Dr. Oz Vindicated: New Study Finds High Arsenic Levels in Apple Juice

It all seemed a like shameless ratings stunt, but the campaign by telegenic daytime TV host Dr. Oz about arsenic levels in apple juice has been echoed by a new Consumer Reports investigation that contradicts the Food and Drug Administration.

This September, we were as skeptical as anyone when Dr. Mehmet Oz alarmed his viewers that "some of the best known brands in America have arsenic in their apple juice ... a poisonous metal known to cause cancer and potential IQ problems." It was a dubious-sounding claim because a) his show's yelping audience members and ominous music can be distracting and b) the FDA had a very plausible refutation: The Dr. Oz Show's testing measured total arsenic levels and didn't differentiate between organic arsenic and inorganic arsenic, which is the bad cancer-causing kind found in pesticides. "We have advised you that the test for total arsenic DOES NOT distinguish inorganic arsenic from organic arsenic," said an agency letter to the show.
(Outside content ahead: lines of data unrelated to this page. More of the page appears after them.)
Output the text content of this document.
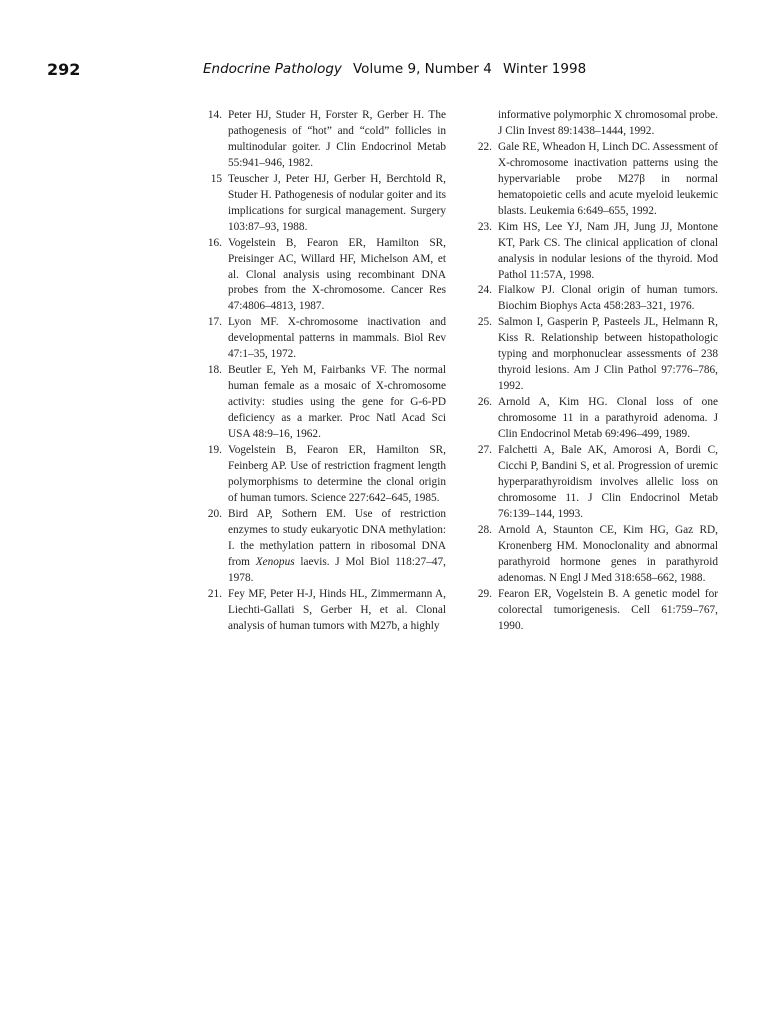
292	Endocrine Pathology Volume 9, Number 4 Winter 1998

14. Peter HJ, Studer H, Forster R, Gerber H. The pathogenesis of “hot” and “cold” follicles in multinodular goiter. J Clin Endocrinol Metab 55:941–946, 1982.

15 Teuscher J, Peter HJ, Gerber H, Berchtold R, Studer H. Pathogenesis of nodular goiter and its implications for surgical management. Surgery 103:87–93, 1988.

16. Vogelstein B, Fearon ER, Hamilton SR, Preisinger AC, Willard HF, Michelson AM, et al. Clonal analysis using recombinant DNA probes from the X-chromosome. Cancer Res 47:4806–4813, 1987.

17. Lyon MF. X-chromosome inactivation and developmental patterns in mammals. Biol Rev 47:1–35, 1972.

18. Beutler E, Yeh M, Fairbanks VF. The normal human female as a mosaic of X-chromosome activity: studies using the gene for G-6-PD deficiency as a marker. Proc Natl Acad Sci USA 48:9–16, 1962.

19. Vogelstein B, Fearon ER, Hamilton SR, Feinberg AP. Use of restriction fragment length polymorphisms to determine the clonal origin of human tumors. Science 227:642–645, 1985.

20. Bird AP, Sothern EM. Use of restriction enzymes to study eukaryotic DNA methylation: I. the methylation pattern in ribosomal DNA from Xenopus laevis. J Mol Biol 118:27–47, 1978.

21. Fey MF, Peter H-J, Hinds HL, Zimmermann A, Liechti-Gallati S, Gerber H, et al. Clonal analysis of human tumors with M27b, a highly

informative polymorphic X chromosomal probe. J Clin Invest 89:1438–1444, 1992.

22. Gale RE, Wheadon H, Linch DC. Assessment of X-chromosome inactivation patterns using the hypervariable probe M27β in normal hematopoietic cells and acute myeloid leukemic blasts. Leukemia 6:649–655, 1992.

23. Kim HS, Lee YJ, Nam JH, Jung JJ, Montone KT, Park CS. The clinical application of clonal analysis in nodular lesions of the thyroid. Mod Pathol 11:57A, 1998.

24. Fialkow PJ. Clonal origin of human tumors. Biochim Biophys Acta 458:283–321, 1976.

25. Salmon I, Gasperin P, Pasteels JL, Helmann R, Kiss R. Relationship between histopathologic typing and morphonuclear assessments of 238 thyroid lesions. Am J Clin Pathol 97:776–786, 1992.

26. Arnold A, Kim HG. Clonal loss of one chromosome 11 in a parathyroid adenoma. J Clin Endocrinol Metab 69:496–499, 1989.

27. Falchetti A, Bale AK, Amorosi A, Bordi C, Cicchi P, Bandini S, et al. Progression of uremic hyperparathyroidism involves allelic loss on chromosome 11. J Clin Endocrinol Metab 76:139–144, 1993.

28. Arnold A, Staunton CE, Kim HG, Gaz RD, Kronenberg HM. Monoclonality and abnormal parathyroid hormone genes in parathyroid adenomas. N Engl J Med 318:658–662, 1988.

29. Fearon ER, Vogelstein B. A genetic model for colorectal tumorigenesis. Cell 61:759–767, 1990.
But the new Consumer Reports investigation found that most of the arsenic that registered was inorganic and the total arsenic levels were higher than what the FDA allows in water. "The tests of 88 samples of apple juice and grape juice purchased in New York, New Jersey, and Connecticut by Consumer Reports staffers found that 10 percent of those samples had total arsenic levels exceeding federal drinking-water standards of 10 parts per billion (ppb) and 25 percent had lead levels higher than the 5 ppb limit for bottled water set by the Food and Drug Administration." The publisher of the report called for the FDA to impose arsenic standards on juice in a similar way it does for water. "Consumers Union is urging the FDA to set a more protective standard of 3 ppb for total arsenic and 5 ppb for lead in juice."